Was it but a week ago, when they two, discussing a question of European politics, had paced this very path, and since then, his companion had set out for the undiscovered country? It seemed incredible.

By and by he went and stood by the newly made grave; something was lying across it, crushing all the beautiful wreaths and flowers. What was it? On nearer inspection it proved to be Togo; who recognized his disturber with a threatening growl.

From the grave Mayne returned to the bungalow, and sat for a long time alone in the empty verandah—what a change was here! The merry voices, and the laughing that filled it a week ago, already belonged to the past; every door stood wide, and a chill death-like stillness pervaded the premises.
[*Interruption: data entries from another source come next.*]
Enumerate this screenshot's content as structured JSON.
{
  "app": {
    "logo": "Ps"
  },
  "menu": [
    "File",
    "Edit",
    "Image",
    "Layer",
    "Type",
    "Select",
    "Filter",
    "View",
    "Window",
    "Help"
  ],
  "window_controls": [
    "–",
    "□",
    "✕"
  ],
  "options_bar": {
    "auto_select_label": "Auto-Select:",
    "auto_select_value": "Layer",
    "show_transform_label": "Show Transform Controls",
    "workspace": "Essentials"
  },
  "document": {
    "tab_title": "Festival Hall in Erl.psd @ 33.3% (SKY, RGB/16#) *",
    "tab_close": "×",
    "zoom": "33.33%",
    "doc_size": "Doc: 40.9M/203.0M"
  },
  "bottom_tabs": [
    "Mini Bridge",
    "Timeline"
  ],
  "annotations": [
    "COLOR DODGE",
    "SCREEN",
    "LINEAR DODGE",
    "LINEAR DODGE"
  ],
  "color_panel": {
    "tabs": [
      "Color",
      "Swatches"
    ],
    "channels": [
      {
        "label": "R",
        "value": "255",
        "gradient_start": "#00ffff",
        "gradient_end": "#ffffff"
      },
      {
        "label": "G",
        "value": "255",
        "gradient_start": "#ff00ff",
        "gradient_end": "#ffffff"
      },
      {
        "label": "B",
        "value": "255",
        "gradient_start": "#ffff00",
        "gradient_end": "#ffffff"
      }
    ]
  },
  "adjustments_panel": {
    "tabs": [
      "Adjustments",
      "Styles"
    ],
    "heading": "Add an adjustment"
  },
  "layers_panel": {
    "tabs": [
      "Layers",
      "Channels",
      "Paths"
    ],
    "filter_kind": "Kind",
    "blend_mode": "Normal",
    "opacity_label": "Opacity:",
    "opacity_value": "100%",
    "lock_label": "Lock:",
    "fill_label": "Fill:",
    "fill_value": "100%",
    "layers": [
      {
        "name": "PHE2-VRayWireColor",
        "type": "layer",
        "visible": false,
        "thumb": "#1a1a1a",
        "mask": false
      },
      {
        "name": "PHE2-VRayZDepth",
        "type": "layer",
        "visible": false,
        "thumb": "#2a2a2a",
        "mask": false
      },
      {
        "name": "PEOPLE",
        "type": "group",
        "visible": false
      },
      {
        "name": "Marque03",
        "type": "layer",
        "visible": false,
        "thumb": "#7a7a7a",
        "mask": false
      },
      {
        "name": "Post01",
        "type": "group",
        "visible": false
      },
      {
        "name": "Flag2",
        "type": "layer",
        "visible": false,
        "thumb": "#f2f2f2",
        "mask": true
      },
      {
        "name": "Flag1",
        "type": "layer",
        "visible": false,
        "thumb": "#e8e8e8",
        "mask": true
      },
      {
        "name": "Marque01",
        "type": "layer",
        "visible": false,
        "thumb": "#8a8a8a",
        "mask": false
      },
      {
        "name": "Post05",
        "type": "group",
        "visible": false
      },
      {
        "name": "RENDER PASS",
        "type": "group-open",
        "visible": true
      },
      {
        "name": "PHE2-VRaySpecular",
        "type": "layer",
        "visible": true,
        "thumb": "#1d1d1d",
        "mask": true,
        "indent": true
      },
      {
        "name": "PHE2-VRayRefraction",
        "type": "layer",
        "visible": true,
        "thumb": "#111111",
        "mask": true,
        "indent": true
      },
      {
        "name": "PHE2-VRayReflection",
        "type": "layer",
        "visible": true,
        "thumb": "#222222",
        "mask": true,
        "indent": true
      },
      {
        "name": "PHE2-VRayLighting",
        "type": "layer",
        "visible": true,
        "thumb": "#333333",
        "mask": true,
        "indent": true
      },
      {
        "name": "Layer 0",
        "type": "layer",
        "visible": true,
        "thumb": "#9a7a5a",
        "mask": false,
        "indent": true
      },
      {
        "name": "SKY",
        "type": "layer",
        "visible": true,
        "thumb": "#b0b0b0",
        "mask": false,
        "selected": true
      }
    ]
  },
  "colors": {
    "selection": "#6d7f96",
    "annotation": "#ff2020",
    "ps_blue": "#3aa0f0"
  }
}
Even in the servants' quarters—what a singular absence of sound!

All at once a wholly inexplicable impulse impelled Mayne to enter the room where Travers had breathed his last; the corners looked mysteriously, and forbiddingly dark; but in the centre, where the moonlight streamed,—it was as light as day. The little iron cot had been neatly made up, in the long chair—Mayne started, the moon discovered a prone figure—Nancy! with her head buried among the cushions; and something in the absolute abandonment of her limp and lifeless attitude, brought to his mind the picture of a dead white bird.

He stole away, noiseless as a shadow, with these two scenes indelibly fixed upon his memory; Togo, keeping watch and ward over the grave, Nancy prostrate in the death chamber. Surely few men had ever awakened such profound grief, as Laurence Travers.